# r2 4-cycle (big cubes)



## Kenneth (Sep 22, 2008)

Found a short a nice alg to do a r-turn but moving only centres (double 4-cycle) or, more useful, moving edges (single 4-cycle). Like this:

F2 M' 4x(r U2) l F2
F2 M' 4x(l' U2) r' F2 ... mirror, easiest is to use y2 to do all four.

To move centres instead of edges you only need to add an r or and l in the end, (pretty obvious if you do the alg on a solved cube and then look at it =)


----------



## Lucas Garron (Sep 22, 2008)

U2 r U2 r U2 r U2 r U2 r U2 ?
Also, why call this r2?


----------



## mrCage (Sep 22, 2008)

Kenneth said:


> Found a short a nice alg to do a r-turn but moving only centres (double 4-cycle) or, more useful, moving edges (single 4-cycle).
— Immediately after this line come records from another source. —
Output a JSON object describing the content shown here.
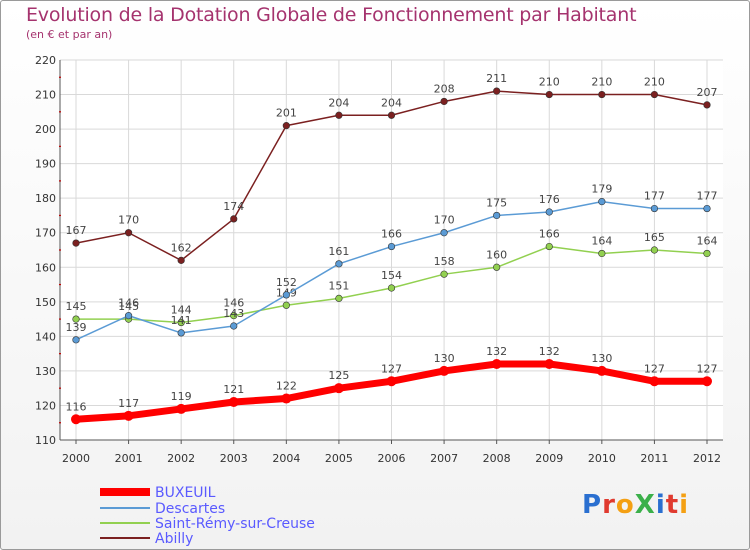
{
  "title": "Evolution de la Dotation Globale de Fonctionnement par Habitant",
  "subtitle": "(en € et par an)",
  "logo": {
    "text": "ProXiti",
    "colors": [
      "#2a6fd0",
      "#e03a2f",
      "#f4a013",
      "#3bb04a",
      "#2a6fd0",
      "#e03a2f",
      "#f4a013"
    ]
  },
  "chart_data": {
    "type": "line",
    "x": [
      "2000",
      "2001",
      "2002",
      "2003",
      "2004",
      "2005",
      "2006",
      "2007",
      "2008",
      "2009",
      "2010",
      "2011",
      "2012"
    ],
    "ylim": [
      110,
      220
    ],
    "yticks": [
      110,
      120,
      130,
      140,
      150,
      160,
      170,
      180,
      190,
      200,
      210,
      220
    ],
    "grid": true,
    "series": [
      {
        "name": "BUXEUIL",
        "color": "#ff0000",
        "values": [
          116,
          117,
          119,
          121,
          122,
          125,
          127,
          130,
          132,
          132,
          130,
          127,
          127
        ]
      },
      {
        "name": "Descartes",
        "color": "#5b9bd5",
        "values": [
          139,
          146,
          141,
          143,
          152,
          161,
          166,
          170,
          175,
          176,
          179,
          177,
          177
        ]
      },
      {
        "name": "Saint-Rémy-sur-Creuse",
        "color": "#92d050",
        "values": [
          145,
          145,
          144,
          146,
          149,
          151,
          154,
          158,
          160,
          166,
          164,
          165,
          164
        ]
      },
      {
        "name": "Abilly",
        "color": "#7b2020",
        "values": [
          167,
          170,
          162,
          174,
          201,
          204,
          204,
          208,
          211,
          210,
          210,
          210,
          207
        ]
      }
    ]
  }
}
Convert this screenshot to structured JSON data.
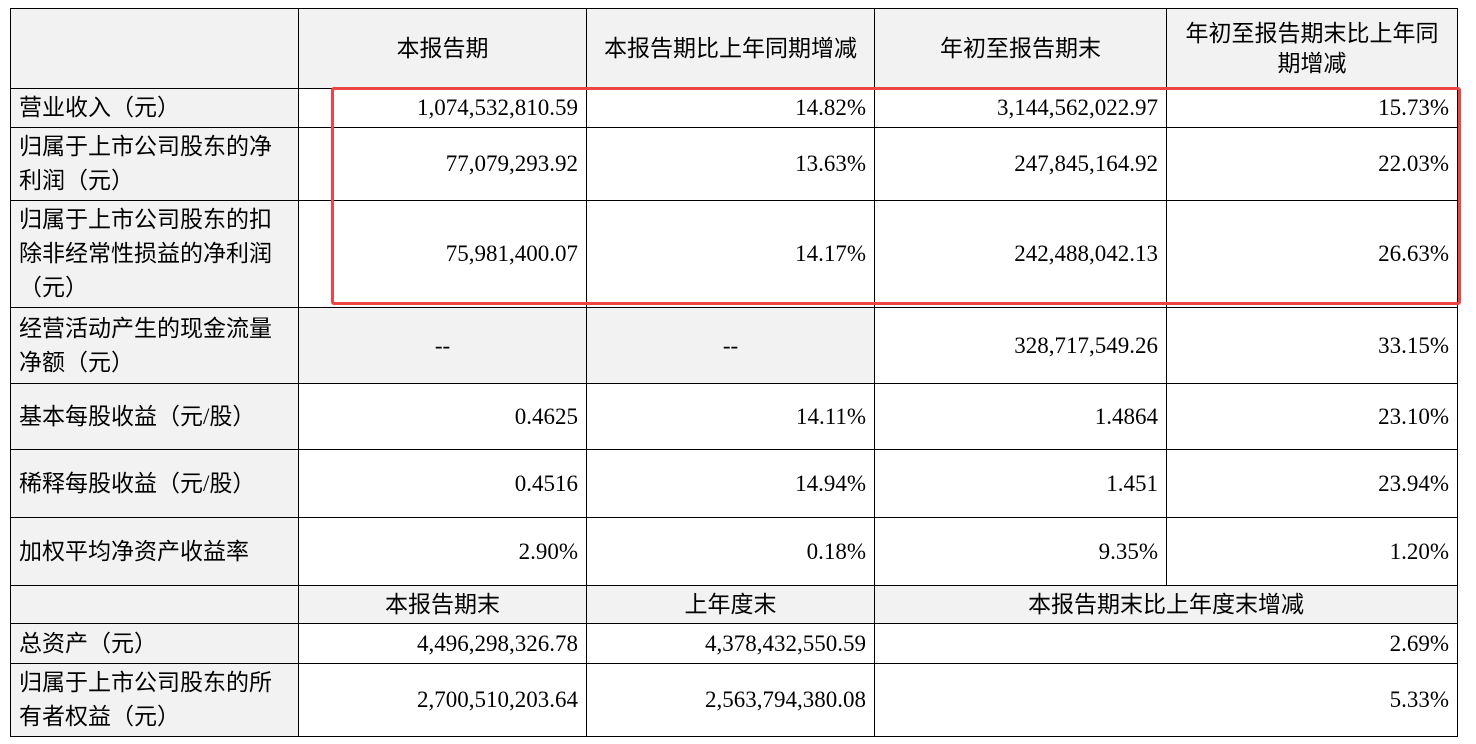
{
  "table": {
    "header": [
      "本报告期",
      "本报告期比上年同期增减",
      "年初至报告期末",
      "年初至报告期末比上年同期增减"
    ],
    "rows": [
      [
        "营业收入（元）",
        "1,074,532,810.59",
        "14.82%",
        "3,144,562,022.97",
        "15.73%"
      ],
      [
        "归属于上市公司股东的净利润（元）",
        "77,079,293.92",
        "13.63%",
        "247,845,164.92",
        "22.03%"
      ],
      [
        "归属于上市公司股东的扣除非经常性损益的净利润（元）",
        "75,981,400.07",
        "14.17%",
        "242,488,042.13",
        "26.63%"
      ],
      [
        "经营活动产生的现金流量净额（元）",
        "--",
        "--",
        "328,717,549.26",
        "33.15%"
      ],
      [
        "基本每股收益（元/股）",
        "0.4625",
        "14.11%",
        "1.4864",
        "23.10%"
      ],
      [
        "稀释每股收益（元/股）",
        "0.4516",
        "14.94%",
        "1.451",
        "23.94%"
      ],
      [
        "加权平均净资产收益率",
        "2.90%",
        "0.18%",
        "9.35%",
        "1.20%"
      ]
    ],
    "subheader": [
      "本报告期末",
      "上年度末",
      "本报告期末比上年度末增减"
    ],
    "balance_rows": [
      [
        "总资产（元）",
        "4,496,298,326.78",
        "4,378,432,550.59",
        "2.69%"
      ],
      [
        "归属于上市公司股东的所有者权益（元）",
        "2,700,510,203.64",
        "2,563,794,380.08",
        "5.33%"
      ]
    ]
  }
}
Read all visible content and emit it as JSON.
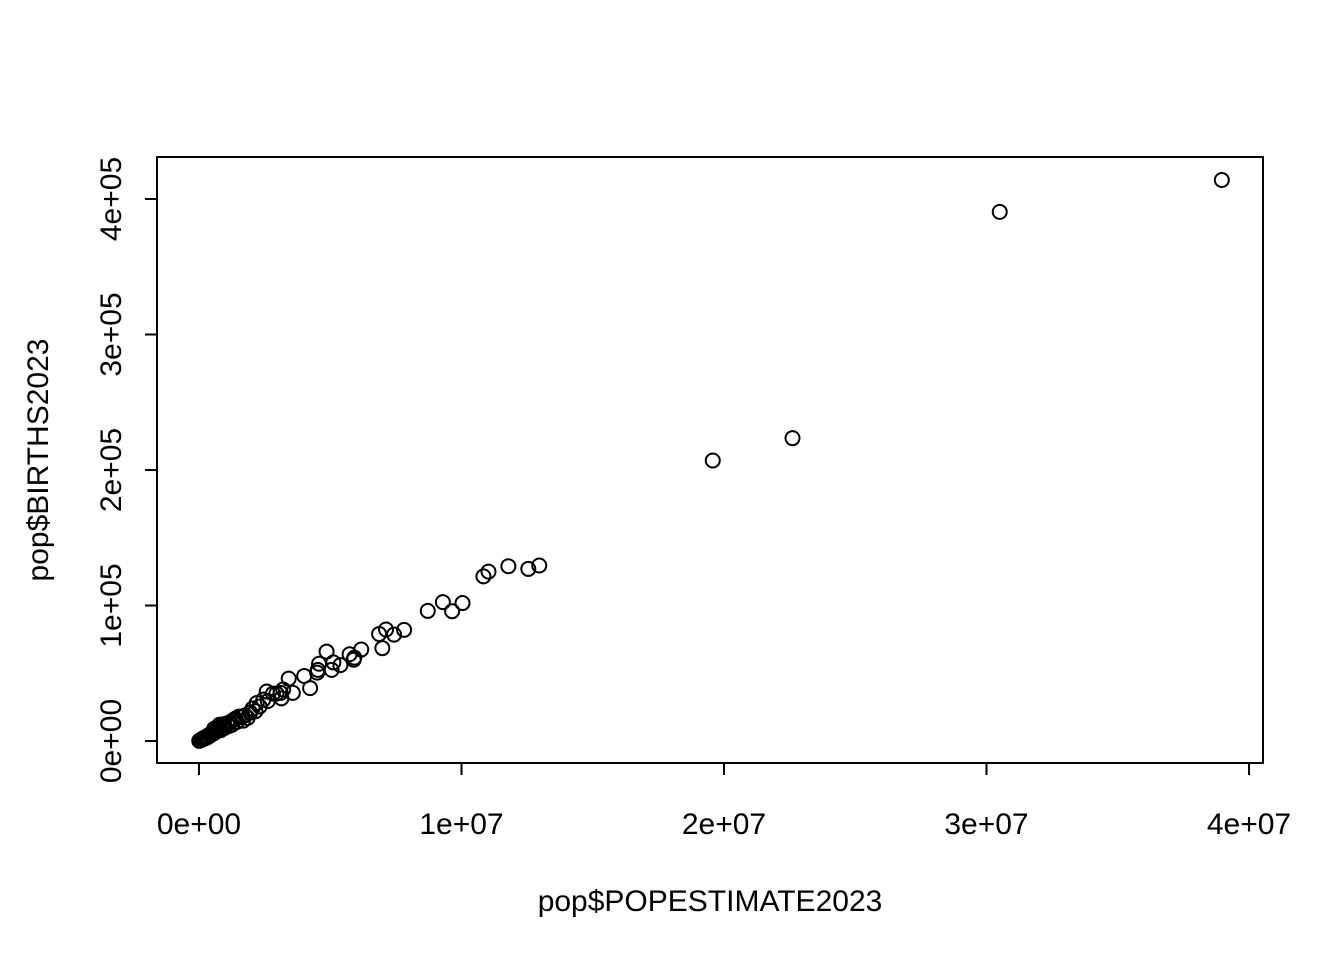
{
  "chart_data": {
    "type": "scatter",
    "title": "",
    "xlabel": "pop$POPESTIMATE2023",
    "ylabel": "pop$BIRTHS2023",
    "xlim": [
      0,
      40000000
    ],
    "ylim": [
      0,
      400000
    ],
    "x_ticks": [
      {
        "value": 0,
        "label": "0e+00"
      },
      {
        "value": 10000000,
        "label": "1e+07"
      },
      {
        "value": 20000000,
        "label": "2e+07"
      },
      {
        "value": 30000000,
        "label": "3e+07"
      },
      {
        "value": 40000000,
        "label": "4e+07"
      }
    ],
    "y_ticks": [
      {
        "value": 0,
        "label": "0e+00"
      },
      {
        "value": 100000,
        "label": "1e+05"
      },
      {
        "value": 200000,
        "label": "2e+05"
      },
      {
        "value": 300000,
        "label": "3e+05"
      },
      {
        "value": 400000,
        "label": "4e+05"
      }
    ],
    "grid": false,
    "points": [
      [
        38965000,
        414000
      ],
      [
        30504000,
        390500
      ],
      [
        22610000,
        223500
      ],
      [
        19572000,
        207000
      ],
      [
        12962000,
        129500
      ],
      [
        12545000,
        127000
      ],
      [
        11786000,
        129000
      ],
      [
        11029000,
        125000
      ],
      [
        10836000,
        121500
      ],
      [
        10038000,
        101800
      ],
      [
        9643000,
        95800
      ],
      [
        9290000,
        102500
      ],
      [
        8715000,
        96000
      ],
      [
        7813000,
        82000
      ],
      [
        7431000,
        78500
      ],
      [
        7126000,
        82300
      ],
      [
        6985000,
        68500
      ],
      [
        6862000,
        79000
      ],
      [
        6181000,
        67500
      ],
      [
        5918000,
        61500
      ],
      [
        5893000,
        60000
      ],
      [
        5738000,
        64000
      ],
      [
        5387000,
        56000
      ],
      [
        5118000,
        58000
      ],
      [
        5053000,
        52500
      ],
      [
        4860000,
        66000
      ],
      [
        4573000,
        57000
      ],
      [
        4526000,
        52500
      ],
      [
        4500000,
        50500
      ],
      [
        4233000,
        39000
      ],
      [
        4009000,
        48000
      ],
      [
        3574000,
        35500
      ],
      [
        3417000,
        46000
      ],
      [
        3206000,
        38000
      ],
      [
        3140000,
        31500
      ],
      [
        3112000,
        35500
      ],
      [
        2950000,
        35000
      ],
      [
        2818000,
        35000
      ],
      [
        2620000,
        29500
      ],
      [
        2580000,
        36500
      ],
      [
        2450000,
        30500
      ],
      [
        2310000,
        25500
      ],
      [
        2200000,
        28000
      ],
      [
        2150000,
        22000
      ],
      [
        2040000,
        24000
      ],
      [
        1950000,
        21000
      ],
      [
        1850000,
        17000
      ],
      [
        1760000,
        19000
      ],
      [
        1680000,
        15000
      ],
      [
        1610000,
        17500
      ],
      [
        1520000,
        18000
      ],
      [
        1440000,
        14000
      ],
      [
        1390000,
        16500
      ],
      [
        1310000,
        15500
      ],
      [
        1260000,
        12000
      ],
      [
        1190000,
        14000
      ],
      [
        1130000,
        11000
      ],
      [
        1070000,
        13000
      ],
      [
        1000000,
        10000
      ],
      [
        960000,
        12500
      ],
      [
        910000,
        9000
      ],
      [
        870000,
        11500
      ],
      [
        820000,
        8000
      ],
      [
        780000,
        12000
      ],
      [
        740000,
        9500
      ],
      [
        700000,
        7500
      ],
      [
        660000,
        8500
      ],
      [
        620000,
        6500
      ],
      [
        580000,
        9000
      ],
      [
        540000,
        5500
      ],
      [
        500000,
        6000
      ],
      [
        460000,
        4500
      ],
      [
        420000,
        5000
      ],
      [
        380000,
        3500
      ],
      [
        340000,
        4000
      ],
      [
        300000,
        2500
      ],
      [
        260000,
        3000
      ],
      [
        230000,
        2000
      ],
      [
        200000,
        2200
      ],
      [
        170000,
        1500
      ],
      [
        140000,
        1800
      ],
      [
        110000,
        1000
      ],
      [
        90000,
        1200
      ],
      [
        70000,
        700
      ],
      [
        50000,
        600
      ],
      [
        35000,
        400
      ],
      [
        20000,
        250
      ],
      [
        10000,
        100
      ]
    ]
  }
}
Like this:
> 
> F2 M' 4x(r U2) l F2
> F2 M' 4x(l' U2) r' F2 ... mirror, easiest is to use y2 to do all four.
> ...


 
Hi 

Chris Hardwick found this about 4 yrs ago. Nothing new

Per


----------



## Kenneth (Sep 22, 2008)

Aha, but for most people it probably is.

Lucas, because it solves parity for the r2 style = does a r or a r' to the slice you use but only for edges so you break multiple 2-cycles into new ones or watever, it must be useful somehow


----------